Examples of compulsions that are performed mentally include:
- excessive rumination
- mental review (excessively replaying a situation over and over, in hopes to find “new” information
- mental neutralizing: engaging in mental rituals or behaviors to counteract a distressing thought. This might involve:
- mentally repeating certain phrases
- thinking of a positive thought/image to neutralize a “negative” thought/image.
- performing other mental rituals to reduce anxiety.
People with Pure OCD may also
- avoid situations or triggers that provoke intrusive thoughts to prevent the discomfort they cause.
- experience high levels of anxiety, distress, guilt, or shame, affecting daily functioning and quality of life.
Treatment for Pure OCD usually involves:
- ERP exposes a person to a stimulus (i.e. person, person, thought or memory) that produces anxiety or discomfort. Throughout the exposure process, the individual is encouraged to actively resist engaging in their typical response to that trigger. This allows people to learn that their feelings of discomfort and doubts naturally subside on their own without them doing anything about it.
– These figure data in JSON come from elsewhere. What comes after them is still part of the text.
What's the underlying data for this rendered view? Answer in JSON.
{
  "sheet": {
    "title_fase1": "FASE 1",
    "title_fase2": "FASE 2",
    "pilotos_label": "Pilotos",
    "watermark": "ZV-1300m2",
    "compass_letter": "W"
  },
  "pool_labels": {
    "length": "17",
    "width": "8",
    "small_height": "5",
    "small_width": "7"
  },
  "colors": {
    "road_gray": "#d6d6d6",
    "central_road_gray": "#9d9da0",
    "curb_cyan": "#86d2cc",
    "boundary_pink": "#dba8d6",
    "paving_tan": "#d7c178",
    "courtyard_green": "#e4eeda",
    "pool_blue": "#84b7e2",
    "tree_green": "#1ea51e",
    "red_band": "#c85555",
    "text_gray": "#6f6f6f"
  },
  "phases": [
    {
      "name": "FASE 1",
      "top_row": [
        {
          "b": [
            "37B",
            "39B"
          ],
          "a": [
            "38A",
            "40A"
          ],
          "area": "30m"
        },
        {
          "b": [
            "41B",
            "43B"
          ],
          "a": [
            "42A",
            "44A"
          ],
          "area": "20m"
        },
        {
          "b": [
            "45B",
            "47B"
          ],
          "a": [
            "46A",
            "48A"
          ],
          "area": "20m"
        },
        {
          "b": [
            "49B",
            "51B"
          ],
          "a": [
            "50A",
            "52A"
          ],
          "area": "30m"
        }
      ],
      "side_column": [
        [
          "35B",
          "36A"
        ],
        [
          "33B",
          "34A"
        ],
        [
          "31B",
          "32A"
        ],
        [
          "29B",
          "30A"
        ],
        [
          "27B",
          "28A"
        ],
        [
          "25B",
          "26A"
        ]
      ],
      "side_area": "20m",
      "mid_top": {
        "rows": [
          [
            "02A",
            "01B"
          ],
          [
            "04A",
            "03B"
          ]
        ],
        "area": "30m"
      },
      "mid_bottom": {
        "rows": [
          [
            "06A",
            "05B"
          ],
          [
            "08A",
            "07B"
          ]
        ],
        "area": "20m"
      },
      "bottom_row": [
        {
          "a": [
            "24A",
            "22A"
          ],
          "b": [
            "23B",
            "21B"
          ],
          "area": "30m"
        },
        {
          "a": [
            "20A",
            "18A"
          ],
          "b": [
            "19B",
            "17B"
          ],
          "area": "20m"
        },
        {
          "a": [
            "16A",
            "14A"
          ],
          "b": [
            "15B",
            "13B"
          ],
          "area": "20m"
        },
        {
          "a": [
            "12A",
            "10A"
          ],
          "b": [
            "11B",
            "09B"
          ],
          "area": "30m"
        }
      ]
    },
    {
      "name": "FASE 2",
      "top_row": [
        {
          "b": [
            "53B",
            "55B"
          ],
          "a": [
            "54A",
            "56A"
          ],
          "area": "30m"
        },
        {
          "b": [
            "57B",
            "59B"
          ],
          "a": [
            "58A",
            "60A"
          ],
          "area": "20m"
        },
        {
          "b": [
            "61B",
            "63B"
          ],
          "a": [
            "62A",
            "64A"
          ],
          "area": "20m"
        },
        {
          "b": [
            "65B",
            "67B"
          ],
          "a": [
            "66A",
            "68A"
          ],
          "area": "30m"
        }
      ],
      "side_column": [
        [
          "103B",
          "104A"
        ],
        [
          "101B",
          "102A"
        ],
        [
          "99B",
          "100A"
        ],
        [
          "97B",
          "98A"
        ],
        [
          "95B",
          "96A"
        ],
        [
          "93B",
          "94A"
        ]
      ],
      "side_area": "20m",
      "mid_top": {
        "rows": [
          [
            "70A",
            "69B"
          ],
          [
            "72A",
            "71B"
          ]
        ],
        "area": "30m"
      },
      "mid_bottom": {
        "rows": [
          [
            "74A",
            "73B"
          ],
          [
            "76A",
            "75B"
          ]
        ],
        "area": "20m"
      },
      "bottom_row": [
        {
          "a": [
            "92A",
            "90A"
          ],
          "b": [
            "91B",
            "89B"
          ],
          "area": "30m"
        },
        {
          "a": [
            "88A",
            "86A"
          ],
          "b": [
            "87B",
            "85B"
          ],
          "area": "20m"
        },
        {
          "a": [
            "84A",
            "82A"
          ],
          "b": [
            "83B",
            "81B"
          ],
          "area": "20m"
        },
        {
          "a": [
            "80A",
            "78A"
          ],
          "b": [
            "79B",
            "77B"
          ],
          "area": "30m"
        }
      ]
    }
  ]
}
- ACT is an additional treatment modality that can be incorporated into OCD presentation. The intolerance of uncertainty is very common for people struggling with OCD, and acceptance can be an integral part of treatment by learning how to tolerate feelings and thoughts that may have once seemed unmanageable. Instead of trying to fight off compulsions with rituals, ACT helps guide the person towards acceptance of thoughts and feelings as part of the experience of life.ACT works to help teach the individual that these compulsions can come and go rather than getting stuck.
- Medications like selective serotonin reuptake inhibitors (SSRIs) may be prescribed to help manage anxiety and obsessive thoughts.